The Common Cause reform maps are drawn according to the following criteria:
• Respect one-person, one-vote by drawing state legislative districts with a population deviation of no more than +/- 3% from the ideal value, with a mean deviation for the whole plan within 1%.
• Compliance with the federal Voting Rights Act
• Respect communities of interest by drawing districts that reflect the social, cultural, racial, ethnic, and economic interests common to the population of the area.
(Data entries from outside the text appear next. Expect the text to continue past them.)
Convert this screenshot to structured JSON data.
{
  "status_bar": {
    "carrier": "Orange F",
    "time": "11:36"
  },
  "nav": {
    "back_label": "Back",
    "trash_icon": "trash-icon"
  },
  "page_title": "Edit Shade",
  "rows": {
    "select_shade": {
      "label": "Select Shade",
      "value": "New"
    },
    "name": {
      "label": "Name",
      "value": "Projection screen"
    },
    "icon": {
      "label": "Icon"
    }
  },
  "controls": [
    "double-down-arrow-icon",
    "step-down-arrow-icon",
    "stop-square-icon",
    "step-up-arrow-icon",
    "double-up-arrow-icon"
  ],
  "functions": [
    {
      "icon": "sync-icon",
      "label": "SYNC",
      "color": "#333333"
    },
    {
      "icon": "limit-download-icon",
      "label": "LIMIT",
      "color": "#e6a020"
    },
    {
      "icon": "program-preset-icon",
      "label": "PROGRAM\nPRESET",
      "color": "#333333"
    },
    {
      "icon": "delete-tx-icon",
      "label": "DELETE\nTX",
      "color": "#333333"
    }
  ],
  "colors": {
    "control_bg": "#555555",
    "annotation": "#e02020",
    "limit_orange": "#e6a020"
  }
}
A community of interest is a local population with common social and economic interests that would benefit from the unified political representation provided by inclusion within a single political district.
• Traditional redistricting factors, like contiguity, compactness and respect for county, city, town, village, and school district lines whenever possible.
• Following an "incumbent blind" process and one that does not seek to advantage any particular political party in drawing the lines
• Re-allocating incarcerated persons back to their districts of last residence
In producing reform maps, Common Cause/NY is responding to the current redistricting process which is characterized by partisanship and political self interest, with maps drawn behind closed doors. The Legislative Task Force on Research and Reapportionment (LATFOR) is a bipartisan commission of legislators, and legislative staffers, responsible for redrawing electoral lines every ten years to reflect changes in the census. However, there has been increased debate about the democratic validity of the process, since legislators routinely draw lines to reflect their own needs, rather than the needs of real New Yorkers. Common Cause/NY has attended many LATFOR hearings, with running analysis on its blog: http://www.citizenredistrictny.org/blog/.
Press Conference Call/Webinar @ 11AM: https://www3.gotomeeting.com/register/809296942
Common Cause is a leader in redistricting reform around the nation. Common Cause California wrote and helped to pass the Voters First Initiative in California in 2008 which set up the first Citizens' Redistricting Commission in the U.S. which is currently in the process of drawing new political boundaries transparently and with public input. Common Cause Minnesota helped pass a referendum in Minneapolis that removes political parties from the redistricting process by having a judge appoint members of the redistricting commission. Common Cause strongly supported and helped pass the Fair Districts Florida initiatives in 2010 that set new rules for redrawing legislative and congressional lines which prohibit drawing districts to favor or disfavor an incumbent or political party.